Wenn Pferde in Not geraten
Seminar über Tierverhalten in Ausnahmesituationen
RATH/ HEUMAR - Immer wieder bringen sich Pferde in Notlagen, aus denen sie sich
nicht aus eigener Kraft befreien können. Das kann der Sturz in einen
Graben, Teich, Pool oder Bachlauf sein, aber auch das „Festlegen“
in der Box oder der Verkehrsunfall bei der Fahrt zum Turnier. Solche
Unfälle passieren nicht täglich, aber häufiger, als man denkt.
Wie groß das statistische Gefahrenpotenzial ist, wird angesichts
einiger Zahlen der Deutschen Reiterlichen Vereinigung deutlich: In
Deutschland gibt es knapp zwei Millionen Reiter und rund eine Million
Pferde und Ponys.
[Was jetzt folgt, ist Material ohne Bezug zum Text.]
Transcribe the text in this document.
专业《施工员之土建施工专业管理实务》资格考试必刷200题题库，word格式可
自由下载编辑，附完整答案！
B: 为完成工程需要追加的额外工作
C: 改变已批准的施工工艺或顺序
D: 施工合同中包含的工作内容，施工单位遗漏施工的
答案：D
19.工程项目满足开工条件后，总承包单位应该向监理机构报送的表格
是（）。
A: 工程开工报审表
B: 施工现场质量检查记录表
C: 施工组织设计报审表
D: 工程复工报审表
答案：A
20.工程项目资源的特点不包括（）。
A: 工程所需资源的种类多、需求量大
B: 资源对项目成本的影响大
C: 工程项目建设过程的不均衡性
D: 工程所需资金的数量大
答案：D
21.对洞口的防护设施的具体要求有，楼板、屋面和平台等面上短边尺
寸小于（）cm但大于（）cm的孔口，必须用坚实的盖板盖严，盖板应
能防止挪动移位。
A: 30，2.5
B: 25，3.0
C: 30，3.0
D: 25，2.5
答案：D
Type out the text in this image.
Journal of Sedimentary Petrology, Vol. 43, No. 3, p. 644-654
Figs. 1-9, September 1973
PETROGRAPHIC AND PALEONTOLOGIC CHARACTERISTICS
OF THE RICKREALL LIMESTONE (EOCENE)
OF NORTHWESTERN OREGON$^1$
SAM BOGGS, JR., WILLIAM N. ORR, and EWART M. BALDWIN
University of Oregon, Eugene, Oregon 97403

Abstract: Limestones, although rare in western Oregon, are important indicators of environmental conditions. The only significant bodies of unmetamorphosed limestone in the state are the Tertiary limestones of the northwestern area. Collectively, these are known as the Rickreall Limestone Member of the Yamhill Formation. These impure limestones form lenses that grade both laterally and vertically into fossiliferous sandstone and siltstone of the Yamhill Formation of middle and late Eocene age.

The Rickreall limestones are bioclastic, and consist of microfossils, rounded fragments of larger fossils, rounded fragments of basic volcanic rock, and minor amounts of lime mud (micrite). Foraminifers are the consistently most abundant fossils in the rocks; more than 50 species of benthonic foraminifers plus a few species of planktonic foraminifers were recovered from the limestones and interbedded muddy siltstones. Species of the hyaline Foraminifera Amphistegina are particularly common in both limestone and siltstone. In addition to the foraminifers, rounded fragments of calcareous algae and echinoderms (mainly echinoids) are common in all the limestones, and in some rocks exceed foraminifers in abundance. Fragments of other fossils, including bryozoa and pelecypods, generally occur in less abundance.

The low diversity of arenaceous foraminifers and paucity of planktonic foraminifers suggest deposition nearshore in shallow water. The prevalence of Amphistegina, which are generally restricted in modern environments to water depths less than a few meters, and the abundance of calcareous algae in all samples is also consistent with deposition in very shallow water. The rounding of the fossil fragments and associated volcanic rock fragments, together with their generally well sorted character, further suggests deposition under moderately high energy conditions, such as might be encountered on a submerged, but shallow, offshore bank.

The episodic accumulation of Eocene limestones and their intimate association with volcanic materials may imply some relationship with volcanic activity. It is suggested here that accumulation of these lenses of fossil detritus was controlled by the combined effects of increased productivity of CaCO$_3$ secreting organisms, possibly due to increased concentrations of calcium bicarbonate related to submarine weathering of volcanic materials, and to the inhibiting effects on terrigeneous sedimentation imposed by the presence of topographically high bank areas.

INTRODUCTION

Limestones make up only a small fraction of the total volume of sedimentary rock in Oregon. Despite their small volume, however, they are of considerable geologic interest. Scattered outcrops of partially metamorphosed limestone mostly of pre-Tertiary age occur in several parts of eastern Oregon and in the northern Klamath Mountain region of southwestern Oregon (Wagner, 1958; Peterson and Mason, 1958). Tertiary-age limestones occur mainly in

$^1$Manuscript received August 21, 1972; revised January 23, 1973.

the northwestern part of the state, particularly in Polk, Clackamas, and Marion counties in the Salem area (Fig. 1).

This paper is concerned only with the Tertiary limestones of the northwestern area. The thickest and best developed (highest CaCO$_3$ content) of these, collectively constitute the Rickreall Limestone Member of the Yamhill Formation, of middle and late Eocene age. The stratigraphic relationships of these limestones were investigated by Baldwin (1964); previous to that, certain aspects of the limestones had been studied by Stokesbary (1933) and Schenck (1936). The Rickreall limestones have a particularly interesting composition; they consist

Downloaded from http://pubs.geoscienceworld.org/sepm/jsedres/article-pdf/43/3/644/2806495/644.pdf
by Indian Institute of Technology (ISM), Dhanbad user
Jährlich finden um die 4.000 Turniere statt, zu
denen Pferde über deutsche Straßen transportiert werden.
Wenn Pferde in eine Notlage geraten, lauern Gefahren von verschiedenen
Seiten. Die meisten Tiere reagieren bereits unter normalen Umständen
anders, als der Mensch es erwartet. In einer Stresssituation,
vielleicht sogar in Verbindung mit Schmerzen, ist das Risiko hoch,
dass das Pferd zur erheblichen Gefahr wird.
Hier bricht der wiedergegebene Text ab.